= Multi Fibre Arrangement =

Former system of textile export quotas

The Multi Fibre Arrangement (MFA) governed the world trade in textiles and garments from 1974 through 1994, imposing quotas on the amount developing countries could export to developed countries. Its successor, the Agreement on Textiles and Clothing (ATC), expired on 1 January 2005.

==History==

Since the (re)emergence of developing countries as a source of cotton textiles, production from these countries steadily increased after colonial independence. A number of treaties concerning Short-Term Arrangements regarding International Trade in Cotton Textiles (Geneva, 21 July 1961); Long-Term Arrangement regarding International Trade in Cotton Textiles (Geneva, 9 February 1962 and 15 June 1970), and Arrangement regarding International Trade in Textiles (Geneva, 20 December 1973) established trade rules in textiles. Eventually, the Multi Fibre Agreement was established in 1974.

==Impact==
The MFA was introduced in 1974 as a short-term measure intended to allow developed countries to adjust to imports from the developing world.
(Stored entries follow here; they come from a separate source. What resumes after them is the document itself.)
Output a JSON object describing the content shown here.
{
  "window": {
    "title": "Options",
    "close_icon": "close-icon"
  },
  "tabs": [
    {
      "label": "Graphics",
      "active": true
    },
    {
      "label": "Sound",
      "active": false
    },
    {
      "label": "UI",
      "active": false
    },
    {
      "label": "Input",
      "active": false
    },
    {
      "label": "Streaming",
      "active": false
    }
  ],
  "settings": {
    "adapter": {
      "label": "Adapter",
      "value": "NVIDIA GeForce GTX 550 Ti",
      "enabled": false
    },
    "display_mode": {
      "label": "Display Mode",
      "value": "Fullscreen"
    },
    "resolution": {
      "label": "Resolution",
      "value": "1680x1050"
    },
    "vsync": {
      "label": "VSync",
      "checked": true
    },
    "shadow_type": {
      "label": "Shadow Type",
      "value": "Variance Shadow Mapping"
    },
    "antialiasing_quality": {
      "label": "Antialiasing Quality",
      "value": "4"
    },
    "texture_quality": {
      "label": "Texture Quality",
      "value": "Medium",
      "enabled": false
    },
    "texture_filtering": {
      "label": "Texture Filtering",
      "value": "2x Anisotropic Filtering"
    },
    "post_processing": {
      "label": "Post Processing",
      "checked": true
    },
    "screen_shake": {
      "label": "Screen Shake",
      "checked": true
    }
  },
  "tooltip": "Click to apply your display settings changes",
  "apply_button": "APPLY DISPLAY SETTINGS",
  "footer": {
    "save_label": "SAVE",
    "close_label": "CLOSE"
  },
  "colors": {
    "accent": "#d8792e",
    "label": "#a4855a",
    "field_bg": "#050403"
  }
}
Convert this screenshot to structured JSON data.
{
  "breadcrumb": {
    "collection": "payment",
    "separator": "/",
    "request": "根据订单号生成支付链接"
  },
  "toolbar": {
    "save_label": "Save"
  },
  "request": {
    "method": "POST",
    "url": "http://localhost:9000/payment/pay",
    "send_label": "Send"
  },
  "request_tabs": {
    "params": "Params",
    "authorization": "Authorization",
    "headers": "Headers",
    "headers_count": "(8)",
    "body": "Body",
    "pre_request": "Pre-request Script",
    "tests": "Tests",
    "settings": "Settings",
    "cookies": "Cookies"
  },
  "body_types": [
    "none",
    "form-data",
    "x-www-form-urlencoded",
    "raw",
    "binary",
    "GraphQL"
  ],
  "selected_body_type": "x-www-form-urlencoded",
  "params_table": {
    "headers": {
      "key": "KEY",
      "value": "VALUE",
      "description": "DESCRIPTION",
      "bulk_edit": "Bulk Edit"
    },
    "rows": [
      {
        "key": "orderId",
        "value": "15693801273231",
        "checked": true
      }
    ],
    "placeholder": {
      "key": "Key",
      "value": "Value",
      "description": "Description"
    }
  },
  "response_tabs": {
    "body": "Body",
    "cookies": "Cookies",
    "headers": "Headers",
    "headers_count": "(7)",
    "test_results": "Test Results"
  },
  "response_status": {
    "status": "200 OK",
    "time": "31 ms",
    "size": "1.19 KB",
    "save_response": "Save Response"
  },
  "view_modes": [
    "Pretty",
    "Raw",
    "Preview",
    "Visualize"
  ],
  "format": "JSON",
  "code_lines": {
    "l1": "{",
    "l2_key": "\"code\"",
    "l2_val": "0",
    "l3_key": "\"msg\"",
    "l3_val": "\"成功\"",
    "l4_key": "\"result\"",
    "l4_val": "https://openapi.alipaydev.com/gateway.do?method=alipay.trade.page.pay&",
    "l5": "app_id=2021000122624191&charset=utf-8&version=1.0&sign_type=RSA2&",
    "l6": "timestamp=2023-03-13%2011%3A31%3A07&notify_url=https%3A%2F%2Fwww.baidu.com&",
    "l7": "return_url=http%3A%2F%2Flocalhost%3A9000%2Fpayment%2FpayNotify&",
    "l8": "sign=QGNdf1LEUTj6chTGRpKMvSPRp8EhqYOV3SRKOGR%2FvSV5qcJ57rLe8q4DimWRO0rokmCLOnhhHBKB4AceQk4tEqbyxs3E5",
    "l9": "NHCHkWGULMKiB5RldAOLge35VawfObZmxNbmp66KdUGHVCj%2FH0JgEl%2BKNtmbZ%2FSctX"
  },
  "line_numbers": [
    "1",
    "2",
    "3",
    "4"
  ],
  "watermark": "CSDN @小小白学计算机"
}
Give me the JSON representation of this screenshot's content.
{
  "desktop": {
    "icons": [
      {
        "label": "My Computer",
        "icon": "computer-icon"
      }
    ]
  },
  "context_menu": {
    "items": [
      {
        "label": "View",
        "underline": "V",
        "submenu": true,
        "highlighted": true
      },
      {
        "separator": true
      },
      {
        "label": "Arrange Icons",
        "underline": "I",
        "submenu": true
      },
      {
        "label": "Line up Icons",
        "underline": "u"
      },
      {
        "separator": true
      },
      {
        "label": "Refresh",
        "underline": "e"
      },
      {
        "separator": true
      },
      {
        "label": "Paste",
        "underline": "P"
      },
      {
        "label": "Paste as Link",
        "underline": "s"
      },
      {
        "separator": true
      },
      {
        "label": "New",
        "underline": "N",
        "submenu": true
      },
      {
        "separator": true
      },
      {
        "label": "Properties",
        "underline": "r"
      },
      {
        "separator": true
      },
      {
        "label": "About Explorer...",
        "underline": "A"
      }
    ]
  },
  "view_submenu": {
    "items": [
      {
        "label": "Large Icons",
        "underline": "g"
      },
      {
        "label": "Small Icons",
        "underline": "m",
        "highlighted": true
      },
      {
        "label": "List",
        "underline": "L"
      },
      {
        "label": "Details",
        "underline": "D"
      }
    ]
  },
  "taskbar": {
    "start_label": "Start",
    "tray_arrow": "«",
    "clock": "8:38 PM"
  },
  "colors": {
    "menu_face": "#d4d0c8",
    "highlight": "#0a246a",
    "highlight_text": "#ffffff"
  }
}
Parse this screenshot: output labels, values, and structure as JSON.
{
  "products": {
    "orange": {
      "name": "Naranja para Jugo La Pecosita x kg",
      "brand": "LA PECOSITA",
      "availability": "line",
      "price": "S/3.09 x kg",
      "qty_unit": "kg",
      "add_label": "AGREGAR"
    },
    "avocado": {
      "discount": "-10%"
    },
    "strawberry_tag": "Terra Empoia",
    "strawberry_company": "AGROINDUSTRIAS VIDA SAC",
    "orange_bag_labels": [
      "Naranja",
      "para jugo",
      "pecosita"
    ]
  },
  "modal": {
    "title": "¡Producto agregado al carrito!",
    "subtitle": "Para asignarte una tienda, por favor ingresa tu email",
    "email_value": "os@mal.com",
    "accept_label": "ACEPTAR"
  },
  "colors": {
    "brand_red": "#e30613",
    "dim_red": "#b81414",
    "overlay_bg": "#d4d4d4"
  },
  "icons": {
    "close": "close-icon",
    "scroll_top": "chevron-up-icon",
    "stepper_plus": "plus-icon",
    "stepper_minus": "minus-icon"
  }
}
At the General Agreement on Tariffs and Trade (GATT) Uruguay Round, it was decided to bring the textile trade under the jurisdiction of the World Trade Organization. The Agreement on Textiles and Clothing provided for the gradual dismantling of the quotas that existed under the MFA. This process was completed on 1 January 2005. However, large tariffs remained in place on many textile products.

Bangladesh was expected to suffer the most from the ending of the MFA, as it was expected to face more competition, particularly from China. However, this was not the case. It turns out that even in the face of other economic giants, Bangladesh's labor is "cheaper than anywhere else in the world." While some smaller factories were documented making pay cuts and layoffs, most downsizing was essentially speculative – the orders for goods kept coming even after the MFA expired. In fact, Bangladesh's exports increased in value by about $500 million in 2006.